„Wir sind so nicht“
Meldung aus SontraNach Kirchenschändung: Stadt Sontra will rechte Taten nicht dulden
Bericht von STEFANIE SALZMANN – Werra-Rundschau vom 04.09.2026
Eines will die Stadt Sontra auf keinen Fall: in den Ruf geraten, Brutstätte und Heimat von Nazis, Rassisten und anderen demokratiefeindlichen Gruppen zu sein. „Wir wollen hier sagen, dass Sontra so nicht ist“, sagte der Vorsitzende der Sontraer Stadtverordnetenversammlung, Pascal Gimbel (SPD), am Donnerstag. Um die Mittagsstunde hatten sich die politischen Spitzen der Stadt, Vertreter der evangelischen Kirche und der Adam-von-Trott-Schule von der evangelischen Sankt-Marienkirche im Herzen der Stadt versammelt, um gemeinsam ein Zeichen gegen Antisemitismus und Rassismus zu setzen.
Anlass war die Schändung des Gotteshauses in der vorigen Woche (WR berichtete). Bisher unbekannte Täter hatten in der tagsüber stets geöffneten Kirche das Gästebuch und die Altarbibel mit Hakenkreuzen, den Initialen Adolf Hitlers, einem missglückten Davidstern sowie dem Schriftzug „Ich hasse Juden“ beschmiert. Zudem war mit einem Edding im Aufgang zur Kanzel und im Gästebuch auch das Wort Jallalabat (die korrekte Schreibweise ist Dschalalabad) geschrieben worden. Dschalalabad ist der Name einer Großstadt im Osten Afghanistans und bedeutet „Stadt der Herrlichkeit“. Außerdem ist möglicherweise im Zusammenhang mit den Schmierereien eine Lautsprecherbox abhanden gekommen.
Zudem hatte erst kürzlich ein extrem rassistischer Facebook-Post die Stadt Sontra überregional in die Schlagzeilen gebracht. Sontra gehört neben Wanfried bisher zu den einzigen Kommunen im Landkreis, in denen die AfD auch mit mehreren Sitzen im Stadtparlament vertreten ist.
„Hier ist eine Grenze überschritten worden“, sagte Marco Haukwitz (CDU), der derzeit Sontras Bürgermeister Thomas Eckhardt vertritt und zu dem Treffen eingeladen hatte. „Wir wollen heute zum Ausdruck bringen, dass wir so nicht sind, und deutlich machen, dass wir dergleichen in Sontra nicht dulden werden.“
„Dass gerade die Bibel und das Kreuz betroffen sind, ist eine besondere Kränkung und Verletzung“, sagte Gemeindepfarrerin Stephanie Schmidt. Aber Kreuz und Bibel hätten mehr Strahlkraft als jedes politische Symbol und stünden für Hoffnung. Beim Gottesdienst am vergangenen Sonntag hatte Pfarrerin Susanne Leinweber in ihrer Predigt ausführlich über den Vorfall gesprochen, der die Gemeinde in Sontra sehr trifft. „So was ist mir noch widerfahren“, sagt der Kirchenälteste Klaus Gebhardt, sichtlich betroffen. Seit 36 Jahren ist er im Kirchenvorstand.

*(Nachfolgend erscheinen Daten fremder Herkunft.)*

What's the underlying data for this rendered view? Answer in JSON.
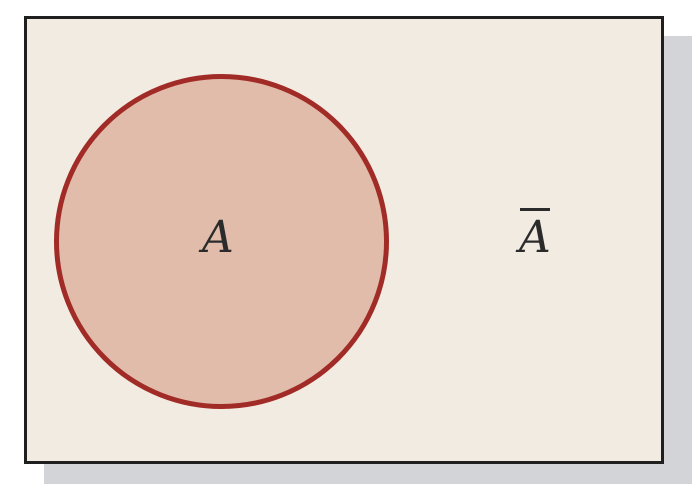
{
  "diagram": {
    "set_label": "A",
    "complement_label": "A",
    "colors": {
      "universe_fill": "#f2ebe2",
      "universe_border": "#1f1f1f",
      "circle_fill": "#e1bcab",
      "circle_border": "#a12b26",
      "shadow": "#d2d4d8"
    }
  }
}
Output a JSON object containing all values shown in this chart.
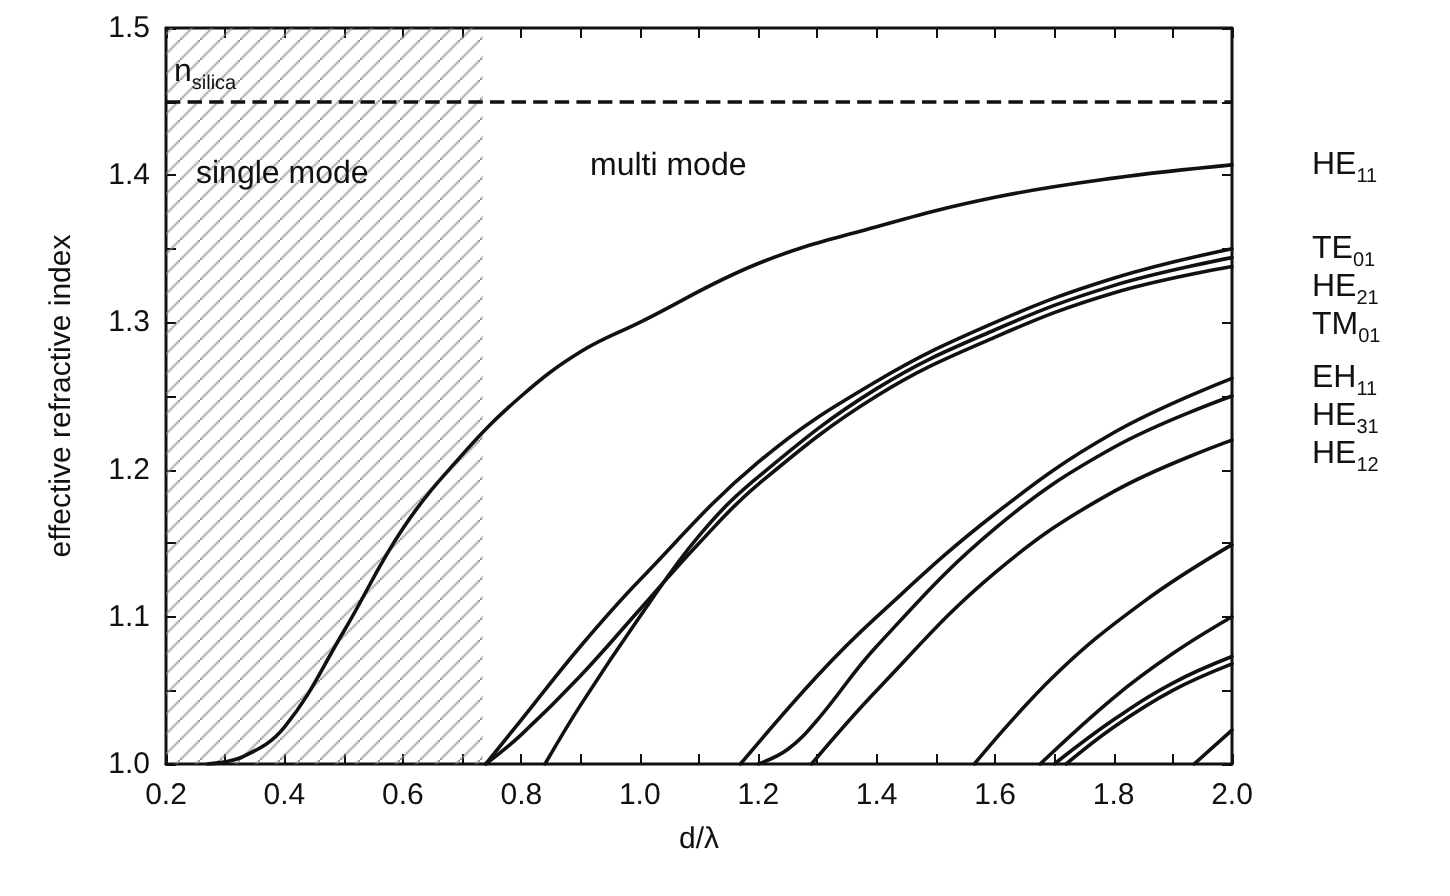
{
  "chart_data": {
    "type": "line",
    "xlabel": "d/λ",
    "ylabel": "effective refractive index",
    "xlim": [
      0.2,
      2.0
    ],
    "xticks": [
      0.2,
      {
        "value": 0.3,
        "label": null
      },
      0.4,
      {
        "value": 0.5,
        "label": null
      },
      0.6,
      {
        "value": 0.7,
        "label": null
      },
      0.8,
      {
        "value": 0.9,
        "label": null
      },
      {
        "value": 1.0,
        "label": "1.0"
      },
      {
        "value": 1.1,
        "label": null
      },
      1.2,
      {
        "value": 1.3,
        "label": null
      },
      1.4,
      {
        "value": 1.5,
        "label": null
      },
      1.6,
      {
        "value": 1.7,
        "label": null
      },
      1.8,
      {
        "value": 1.9,
        "label": null
      },
      {
        "value": 2.0,
        "label": "2.0"
      }
    ],
    "ylim": [
      1.0,
      1.5
    ],
    "yticks": [
      {
        "value": 1.0,
        "label": "1.0"
      },
      {
        "value": 1.05,
        "label": null
      },
      1.1,
      {
        "value": 1.15,
        "label": null
      },
      1.2,
      {
        "value": 1.25,
        "label": null
      },
      1.3,
      {
        "value": 1.35,
        "label": null
      },
      1.4,
      {
        "value": 1.45,
        "label": null
      },
      1.5
    ],
    "grid": false,
    "legend": false,
    "marker": "none",
    "line_style": "solid",
    "series": [
      {
        "name": "HE$_{11}$",
        "color": "#111111",
        "x": [
          0.27,
          0.33,
          0.4,
          0.5,
          0.6,
          0.7,
          0.8,
          0.9,
          1.0,
          1.2,
          1.4,
          1.6,
          1.8,
          2.0
        ],
        "values": [
          1.0,
          1.005,
          1.025,
          1.09,
          1.16,
          1.21,
          1.25,
          1.28,
          1.3,
          1.34,
          1.365,
          1.385,
          1.398,
          1.407
        ]
      },
      {
        "name": "TE$_{01}$",
        "color": "#111111",
        "x": [
          0.74,
          0.8,
          0.9,
          1.0,
          1.2,
          1.4,
          1.6,
          1.8,
          2.0
        ],
        "values": [
          1.0,
          1.03,
          1.08,
          1.125,
          1.205,
          1.26,
          1.3,
          1.33,
          1.35
        ]
      },
      {
        "name": "HE$_{21}$",
        "color": "#111111",
        "x": [
          0.84,
          0.9,
          1.0,
          1.1,
          1.2,
          1.4,
          1.6,
          1.8,
          2.0
        ],
        "values": [
          1.0,
          1.04,
          1.1,
          1.155,
          1.195,
          1.255,
          1.295,
          1.325,
          1.344
        ]
      },
      {
        "name": "TM$_{01}$",
        "color": "#111111",
        "x": [
          0.74,
          0.8,
          0.9,
          1.0,
          1.1,
          1.2,
          1.4,
          1.6,
          1.8,
          2.0
        ],
        "values": [
          1.0,
          1.02,
          1.06,
          1.105,
          1.15,
          1.19,
          1.25,
          1.29,
          1.32,
          1.338
        ]
      },
      {
        "name": "EH$_{11}$",
        "color": "#111111",
        "x": [
          1.17,
          1.3,
          1.4,
          1.6,
          1.8,
          2.0
        ],
        "values": [
          1.0,
          1.06,
          1.1,
          1.17,
          1.225,
          1.262
        ]
      },
      {
        "name": "HE$_{31}$",
        "color": "#111111",
        "x": [
          1.2,
          1.25,
          1.3,
          1.4,
          1.6,
          1.8,
          2.0
        ],
        "values": [
          1.0,
          1.01,
          1.03,
          1.08,
          1.16,
          1.215,
          1.25
        ]
      },
      {
        "name": "HE$_{12}$",
        "color": "#111111",
        "x": [
          1.29,
          1.4,
          1.6,
          1.8,
          2.0
        ],
        "values": [
          1.0,
          1.05,
          1.13,
          1.185,
          1.22
        ]
      },
      {
        "color": "#111111",
        "x": [
          1.565,
          1.7,
          1.85,
          2.0
        ],
        "values": [
          1.0,
          1.06,
          1.11,
          1.149
        ]
      },
      {
        "color": "#111111",
        "x": [
          1.676,
          1.8,
          1.9,
          2.0
        ],
        "values": [
          1.0,
          1.045,
          1.075,
          1.1
        ]
      },
      {
        "color": "#111111",
        "x": [
          1.7,
          1.8,
          1.9,
          2.0
        ],
        "values": [
          1.0,
          1.03,
          1.055,
          1.073
        ]
      },
      {
        "color": "#111111",
        "x": [
          1.72,
          1.8,
          1.9,
          2.0
        ],
        "values": [
          1.0,
          1.025,
          1.05,
          1.068
        ]
      },
      {
        "color": "#111111",
        "x": [
          1.936,
          2.0
        ],
        "values": [
          1.0,
          1.023
        ]
      }
    ],
    "ref_lines": [
      {
        "axis": "y",
        "value": 1.45,
        "label": "n$_{silica}$",
        "line_style": "dashed",
        "color": "#111111"
      }
    ],
    "bands": [
      {
        "axis": "x",
        "from": 0.2,
        "to": 0.735,
        "label": "single mode",
        "color": "#888888"
      }
    ],
    "annotations": [
      "multi mode"
    ]
  }
}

Gegen die Verharmlosung als „Dummer-Jungen-Streich“, die vorwiegend in zahlreichen Kommentaren auf Social-Media-Kanälen Verbreitung fand, stellt sich Detlef Nizold (SPD). „Selbst wenn es Kinder oder Jugendliche waren, kommen die aus einem Umfeld“, sagte er. Oliver Methe, Schulleiter der Adam-von-Trott-Schule, verurteilte die Tat „aufs Schärfste“ und verwies auf die intensive Demokratiebildung an der Schule, die auch durch ihren Namen eng mit dem Kampf gegen Rechts verbunden ist. Jorias Bach (FDP) sagte, dass die Verrohung der Gesellschaft auch in Sonta angekommen sei.
Er ließ sich bewusst nicht mit dem AfD-Abgeordneten Alexander Volkenant fotografieren. „Ich kann nicht nachvollziehen, warum sich Vertreter anderer demokratischer Parteien, Vereine und der Kirche in diesem Rahmen mit der AfD posieren und sich damit auch ein wenig zusammenschließen“, so Bach. Volkenant war ebenfalls gestern zur Stadtkirche gekommen und hatte gesagt, „dass keiner die Nazizeit zurückwolle“.
Die Frage, ob die Sontarer Stadtkirche ab nun verschlossen bleibe, ist in der Gemeinde noch nicht ausdiskutiert. „Das“, so Pfarrerin Schmidt, „wäre ein Zurückweichen“.